NEMI 2025 Notes
tl;dr: I shared some work on counterfactual analysis of CoTs at a Mech Interp workshop, supported by a Cosmos+FIRE grant. See the technical details.
This year I had the pleasure of engaging in some mechanistic interpretability research. I was specifically curious about the causal structure of chain-of-thought reasoning used by models like OpenAI's o1 or DeepSeek's R1 to solve mathematical problems. What I learned is that these models' chains of thought are deceptively interpretable; that is, at first glance they appear to be thinking in human terms, but counterfactual analysis reveals the real mechanisms of "thought" to be far stranger, with a strong dependence on punctuation and certain expressions that mean to the model something other than what they would mean to a human.
The traditional autoregressive transformer architecture for a language model generates a single token in each forward pass. There is a certain amount of computation that can already happen in that single forward pass: models can add even several digit numbers together without any reasoning tokens or tool calls. However, more complex mathematical problems apparently exceed the computational power available in that single forward pass of the model. Reasoning models extend the compute available by generating a block of thinking tokens before giving the final answer. Through a training regimen pioneered by OpenAI in o1 and published openly by the DeepSeek team with their R1 paper, these models can be trained to do something that looks like reasoning, and it does well on mathematical benchmarks when the problems are similar to problems it has seen in training. As the training data is expanded, presumably with mid-training curricula interleaving mathematical and coding problems, these models are gaining significant utility in automating certain tasks in software engineering and assisted proof solving.
There are however serious shortcomings, one of which is that the models still make mistakes even on problems that we would expect to be well within the capabilities. We see this most starkly when working with a base model that has not been explicitly trained for reasoning, as you can read in my post on errors in DeepSeek V3 Base. (Incidentally, DeepSeek V3 Base may be the last model on which we can run this experiment: models trained after mid-2025 will likely contain examples of reasoning traces in their training data.) Reasoning models seem to make much of the same errors just at a somewhat lower rate, and buried deeper in their longer reasoning traces.

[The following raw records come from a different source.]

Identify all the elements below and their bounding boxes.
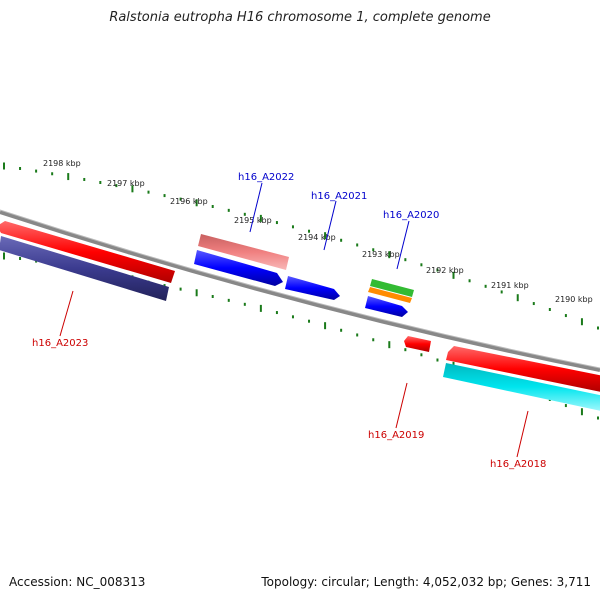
gene-h16-A2022-reverse[interactable] — [194, 250, 283, 286]
gene-h16-A2020[interactable] — [365, 296, 408, 317]
gene-h16-A2023-forward[interactable] — [0, 221, 175, 283]
gene-label-h16-A2019[interactable]: h16_A2019 — [368, 430, 424, 441]
scale-label-2193: 2193 kbp — [362, 250, 400, 259]
scale-label-2197: 2197 kbp — [107, 179, 145, 188]
gene-h16-A2019-small[interactable] — [404, 336, 431, 352]
chromosome-backbone-highlight — [0, 209, 600, 369]
leader-h16-A2019 — [395, 382, 408, 429]
gene-h16-A2023-reverse[interactable] — [0, 236, 169, 301]
gene-label-h16-A2022[interactable]: h16_A2022 — [238, 172, 294, 183]
scale-label-2198: 2198 kbp — [43, 159, 81, 168]
scale-label-2192: 2192 kbp — [426, 266, 464, 275]
map-title: Ralstonia eutropha H16 chromosome 1, com… — [109, 10, 491, 25]
gene-h16-A2022-feature[interactable] — [198, 234, 289, 270]
gene-h16-A2021[interactable] — [285, 276, 340, 300]
leader-h16-A2018 — [516, 410, 529, 458]
gene-label-h16-A2021[interactable]: h16_A2021 — [311, 191, 367, 202]
leader-h16-A2021 — [323, 200, 337, 251]
leader-h16-A2022 — [249, 182, 263, 233]
gene-h16-A2018-forward[interactable] — [446, 346, 600, 392]
scale-label-2190: 2190 kbp — [555, 295, 593, 304]
outer-scale-ticks — [3, 162, 599, 330]
scale-label-2194: 2194 kbp — [298, 233, 336, 242]
leader-h16-A2020 — [396, 220, 410, 270]
gene-h16-A2020-orange[interactable] — [368, 287, 412, 303]
gene-label-h16-A2023[interactable]: h16_A2023 — [32, 338, 88, 349]
gene-label-h16-A2018[interactable]: h16_A2018 — [490, 459, 546, 470]
gene-label-h16-A2020[interactable]: h16_A2020 — [383, 210, 439, 221]
genome-summary: Topology: circular; Length: 4,052,032 bp… — [261, 575, 591, 589]
scale-label-2196: 2196 kbp — [170, 197, 208, 206]
scale-label-2191: 2191 kbp — [491, 281, 529, 290]
accession-label: Accession: NC_008313 — [9, 575, 146, 589]
gene-h16-A2020-green[interactable] — [370, 279, 414, 297]
chromosome-backbone — [0, 210, 600, 372]
leader-h16-A2023 — [59, 290, 74, 337]
gene-h16-A2018-cyan[interactable] — [443, 363, 600, 411]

As I was working through some V3 Base traces manually, it occurred to me that it should be possible to find the exact location of the first error in a faulty chain of thought using counterfactual methods similar to what I had worked on some years earlier. I applied Bayesian changepoint detection and active sampling to quickly find the errors in traces of the recent Bogdan & Macar paper, and presented a poster on the topic at NEMI 2025.
At the NEMI poster session I met Eric Bigelow, whose work at Harvard took him down very similar paths, or I should say nearby Forking Paths.
One of Eric's team's findings was that a lot of counterfactual weight was on punctuation marks.
These "forking tokens" such as an opening parenthesis ( were likely to be places where
the probability of successful answer changed precipitously. My work went down only to the
sentence level rather than token level, so I cannot directly compare, but other work
such as this paper by Chauhan et al. provides some
more mechanistic explanation for how these punctuation marks function inside relatively small open-weight models.
I also had the opportunity to have an extended discussion with some folks on the research team at Goodfire who are doing interpretability as a service. Their focus seemed to be mostly on visual and bioinformatics models rather than reasoning, likely because the target market for MIaaS is more around domain-specific models that work in non-text modalities. Nonetheless I was able to rubber duck some things.
I was left with the impression that the line of inquiry I was following is impractical. The causal structure of chains of thought is just as messy as the weights inside the models. Although it appears easy to read, the actual workings are highly complex, inefficient, and alien. These so-called "reasoning" models are the latest search technology, and have their utility, but should always be paired with formal verification, and in cases where this is not possible, there is a great risk of biasing human readers with convincing-sounding model outputs.
I do believe that mech interp techniques can and should be applied to studying structure in CoTs, but this is not going to be easy, it just looks that way because the "thoughts" appear to be in English. (I am morbidly curious what the CoT would look like after applying strong optimization pressure to shorten the CoT while maintaining performance. Would RL/GRPO be sufficient to develop a shorthand language?)